Por Pe. Gottardo,SJ
“Amai-vos uns aos outros como eu vos amei” (cf. Jo 13,34), afirma o Senhor, depois de ter lavado os pés dos discípulos. E arremata: “Se desejais serem reconhecidos como meus discípulos/amigos “deveis amar uns aos outros” (v. 35). O antigo mandamento do amor, que dizia “amar Deus e ao próximo como a si mesmo”, tornou-se novo porque foi completado com o diferencial “como eu vos amei” que muda tudo. Em Jesus o metro do amor não é mais o eu/outro, mas Deus mesmo. “A medida do amor é amar sem medida” (Santo Agostinho) a ponto de entregar a própria vida.
Ao discursar para jovens o Papa Francisco foi enfático: “O amor é a carteira de identidade do cristão, é o único documento válido para sermos reconhecidos como discípulos de Jesus. Se este documento perde a validade e não se renova deixamos de ser testemunhas do Mestre”. Tornamo-nos farsantes, hipócritas. Só quando a fé professada se torna amor ofertado a religião se torna credível e confiável.
Quem honestamente procura o rosto de Deus encontra-o no amor! Podemos afirmar que o amor é o lugar da revelação (epifania) da presença de Deus. Onde o amor se torna o estilo de vida aí Deus está. Jesus ensina que o lugar onde Deus vive é no coração de quem ama. Onde há uma pessoa ou mais pessoas que amam e servem, Deus aí está. Há um hino antigo e bem conhecido que proclama alto e bom tom: Ubi caritas et amor, Deus ibi est (“onde reina a caridade/amor, Deus aí está”).

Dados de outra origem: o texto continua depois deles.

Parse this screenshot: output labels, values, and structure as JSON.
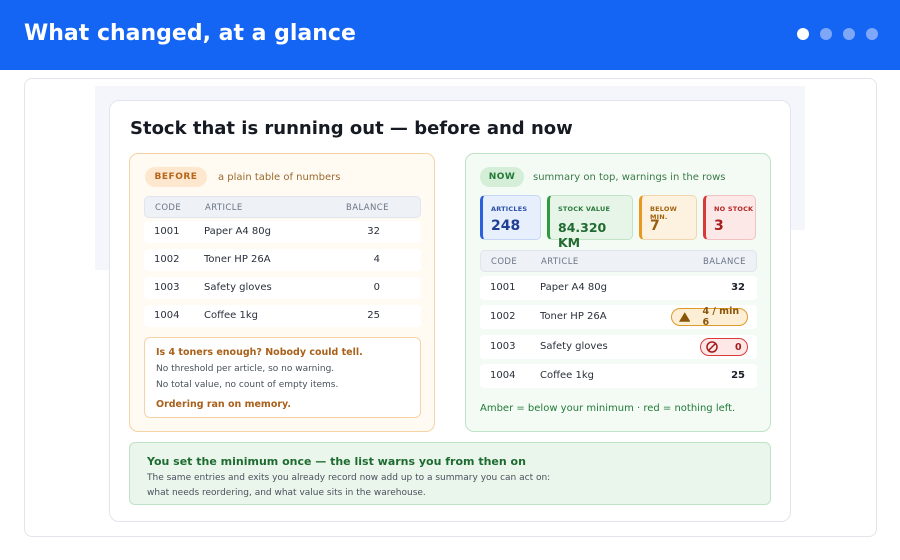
{
  "header": {
    "title": "What changed, at a glance",
    "colors": {
      "bar": "#1565f5"
    },
    "pager": {
      "total": 4,
      "current": 1
    }
  },
  "slide": {
    "title": "Stock that is running out — before and now",
    "before": {
      "tag": "BEFORE",
      "subtitle": "a plain table of numbers",
      "columns": [
        "CODE",
        "ARTICLE",
        "BALANCE"
      ],
      "rows": [
        {
          "code": "1001",
          "article": "Paper A4 80g",
          "balance": "32"
        },
        {
          "code": "1002",
          "article": "Toner HP 26A",
          "balance": "4"
        },
        {
          "code": "1003",
          "article": "Safety gloves",
          "balance": "0"
        },
        {
          "code": "1004",
          "article": "Coffee 1kg",
          "balance": "25"
        }
      ],
      "note": {
        "question": "Is 4 toners enough? Nobody could tell.",
        "line1": "No threshold per article, so no warning.",
        "line2": "No total value, no count of empty items.",
        "conclusion": "Ordering ran on memory."
      }
    },
    "now": {
      "tag": "NOW",
      "subtitle": "summary on top, warnings in the rows",
      "stats": [
        {
          "label": "ARTICLES",
          "value": "248"
        },
        {
          "label": "STOCK VALUE",
          "value": "84.320 KM"
        },
        {
          "label": "BELOW MIN.",
          "value": "7"
        },
        {
          "label": "NO STOCK",
          "value": "3"
        }
      ],
      "columns": [
        "CODE",
        "ARTICLE",
        "BALANCE"
      ],
      "rows": [
        {
          "code": "1001",
          "article": "Paper A4 80g",
          "balance": "32"
        },
        {
          "code": "1002",
          "article": "Toner HP 26A",
          "balance": "4 / min 6",
          "status": "amber",
          "icon": "warning-triangle-icon"
        },
        {
          "code": "1003",
          "article": "Safety gloves",
          "balance": "0",
          "status": "red",
          "icon": "no-entry-icon"
        },
        {
          "code": "1004",
          "article": "Coffee 1kg",
          "balance": "25"
        }
      ],
      "legend": "Amber = below your minimum · red = nothing left."
    },
    "footer": {
      "title": "You set the minimum once — the list warns you from then on",
      "line1": "The same entries and exits you already record now add up to a summary you can act on:",
      "line2": "what needs reordering, and what value sits in the warehouse."
    }
  }
}
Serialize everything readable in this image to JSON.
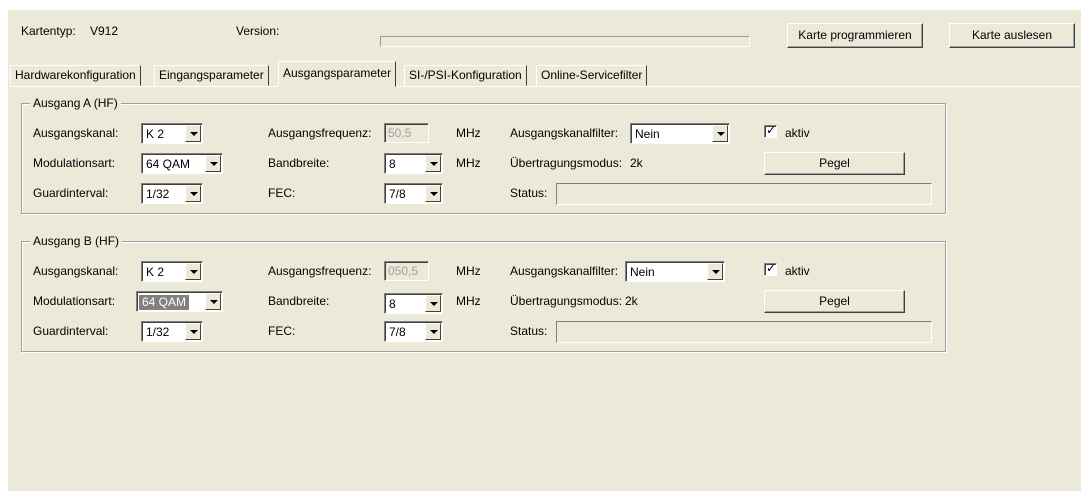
{
  "header": {
    "card_type_label": "Kartentyp:",
    "card_type_value": "V912",
    "version_label": "Version:",
    "progress_percent": 0,
    "program_button": "Karte programmieren",
    "read_button": "Karte auslesen"
  },
  "tabs": [
    {
      "label": "Hardwarekonfiguration",
      "active": false
    },
    {
      "label": "Eingangsparameter",
      "active": false
    },
    {
      "label": "Ausgangsparameter",
      "active": true
    },
    {
      "label": "SI-/PSI-Konfiguration",
      "active": false
    },
    {
      "label": "Online-Servicefilter",
      "active": false
    }
  ],
  "groups": [
    {
      "title": "Ausgang A (HF)",
      "channel_label": "Ausgangskanal:",
      "channel_value": "K 2",
      "frequency_label": "Ausgangsfrequenz:",
      "frequency_value": "50,5",
      "frequency_unit": "MHz",
      "filter_label": "Ausgangskanalfilter:",
      "filter_value": "Nein",
      "active_label": "aktiv",
      "active_checked": true,
      "modulation_label": "Modulationsart:",
      "modulation_value": "64 QAM",
      "bandwidth_label": "Bandbreite:",
      "bandwidth_value": "8",
      "bandwidth_unit": "MHz",
      "transmission_label": "Übertragungsmodus:",
      "transmission_value": "2k",
      "level_button": "Pegel",
      "guard_label": "Guardinterval:",
      "guard_value": "1/32",
      "fec_label": "FEC:",
      "fec_value": "7/8",
      "status_label": "Status:"
    },
    {
      "title": "Ausgang B (HF)",
      "channel_label": "Ausgangskanal:",
      "channel_value": "K 2",
      "frequency_label": "Ausgangsfrequenz:",
      "frequency_value": "050,5",
      "frequency_unit": "MHz",
      "filter_label": "Ausgangskanalfilter:",
      "filter_value": "Nein",
      "active_label": "aktiv",
      "active_checked": true,
      "modulation_label": "Modulationsart:",
      "modulation_value": "64 QAM",
      "bandwidth_label": "Bandbreite:",
      "bandwidth_value": "8",
      "bandwidth_unit": "MHz",
      "transmission_label": "Übertragungsmodus:",
      "transmission_value": "2k",
      "level_button": "Pegel",
      "guard_label": "Guardinterval:",
      "guard_value": "1/32",
      "fec_label": "FEC:",
      "fec_value": "7/8",
      "status_label": "Status:"
    }
  ],
  "colors": {
    "panel_bg": "#ece9d8",
    "selection_bg": "#808080",
    "progress_fill": "#3a6ea5"
  }
}
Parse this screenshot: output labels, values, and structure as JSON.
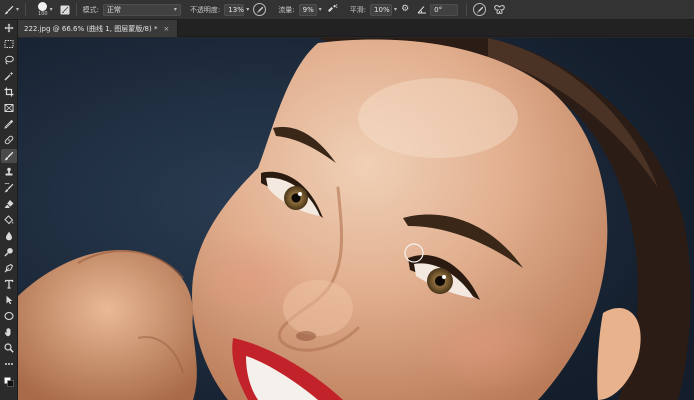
{
  "app": {
    "options_bar": {
      "brush_size": "100",
      "mode_label": "模式:",
      "mode_value": "正常",
      "opacity_label": "不透明度:",
      "opacity_value": "13%",
      "flow_label": "流量:",
      "flow_value": "9%",
      "smoothing_label": "平滑:",
      "smoothing_value": "10%",
      "angle_value": "0°"
    },
    "document_tab": {
      "title": "222.jpg @ 66.6% (曲线 1, 图层蒙版/8) *",
      "close_glyph": "×"
    },
    "toolbar": {
      "tools": [
        "move-tool",
        "marquee-tool",
        "lasso-tool",
        "magic-wand-tool",
        "crop-tool",
        "frame-tool",
        "eyedropper-tool",
        "healing-brush-tool",
        "brush-tool",
        "clone-stamp-tool",
        "history-brush-tool",
        "eraser-tool",
        "paint-bucket-tool",
        "blur-tool",
        "dodge-tool",
        "pen-tool",
        "type-tool",
        "path-selection-tool",
        "rectangle-tool",
        "hand-tool",
        "zoom-tool",
        "more-tools"
      ],
      "active_tool": "brush-tool"
    },
    "colors": {
      "accent": "#e6e6e6",
      "panel": "#333333",
      "canvas_background": "#1d2d40"
    }
  }
}
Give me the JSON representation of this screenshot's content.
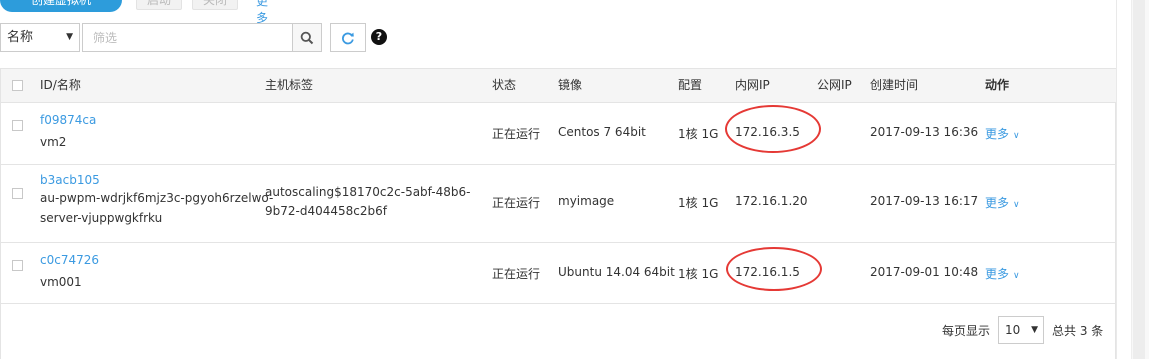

Porém, o amor não pode ser mensurado e avaliado pelo número de missas e/ou terços e/ou práticas religiosas… É contraditório dizer-se “religioso” e viver para si mesmo, encastelado e confortavelmente aconchegado nas comodidades que o mundo oferece, incapaz de fazer-se solidário com aqueles que são humilhados e desprezados pelos corruptos de sempre… “Nisto todos conhecerão que sois meus discípulos, se tiverdes amor uns aos outros” (cf. Jo 13,35). Quem se diz cristão e sente horror a pobre, por exemplo, é mentiroso e a religião que professa um chiste.
Amor não se confunde com tagarelice religiosa nem com demagogia. Sobre esta matéria, o sábio Santo Inácio de Loyola era bem realista e objetivo: “o amor deve-se por mais em obras que em palavras”. Conta-se que numa determinada ocasião, um repórter ao ver Madre Teresa de Calcutá dando banho em um leproso com incomum alegria, disse: “nem por um milhão de dólares eu faria isto!”. Ao que Madre Teresa responde: “O senhor não daria banho num leproso nem por um milhão de dólares? Eu também não. Só por amor se pode dar banho a um leproso”.
Vivemos num tempo em que pululam crendices, mas a fé é raridade. Por isso, cabe algumas questões: ainda há espaço para Deus e/ou me contento com as especulações teóricas e com as conquistas das ciências (ídolos)? Onde e como busco Deus? Onde imagino encontrá-lo? Nos milagres? Nas aparições? Na natureza? Na racionalidade? Quiçá num aperto de mão carregado de afeto e de verdade?! Em uma estátua de Nossa Senhora que chora em algum jardim, ou em um amigo que se confia e desabafa comigo seus dramas existenciais? Em uma ação espetacular e forte, ou numa relação amável, acolhedora e reverencial do outro como o fez Jesus?
Certamente, o amor comunicado e vivido por Jesus não pode ser baixado num aplicativo que se descarrega no celular nem se confunde com experiências fugazes tão bem descrito por Vinicius de Moraes: “Que o amor não seja imortal, posto que é chama, mas que seja infinito enquanto dure”. O amor é pura gratuidade. Drummond é assertivo: “Eu te amo porque te amo. Amor é estado de graça e com amor não se paga”. Assim deve ser compreendido o amor de Deus para conosco. Deus nos ama de modo apaixonado e gratuito. Aí está o jeito humano de “em tudo amar e servir” divinamente.
O evangelista João lembra que Deus nos ama de modo tão original e intenso que quer estabelecer morada em nossa vida: “Se alguém me ama, obedecerá à minha Palavra; e meu Pai o amará, e nós viremos até ele e faremos nele nosso lar” (cf. Jo 14,23). Tornamo-nos casa de Deus quando acolhemos e obedecemos sua Palavra, ou seja, quando permitimos que o Espirito trabalhe em nós e irradiamos Sua presença produzindo as boas obras que o Pai deseja. A palavra de Deus deve ser preservada como com algo muito precioso, como tesouro inegociável. Não está algemada! (cf. 2Tim 2,9). O modo mais criativo e desejado de guardá-la é vive-la com alegria.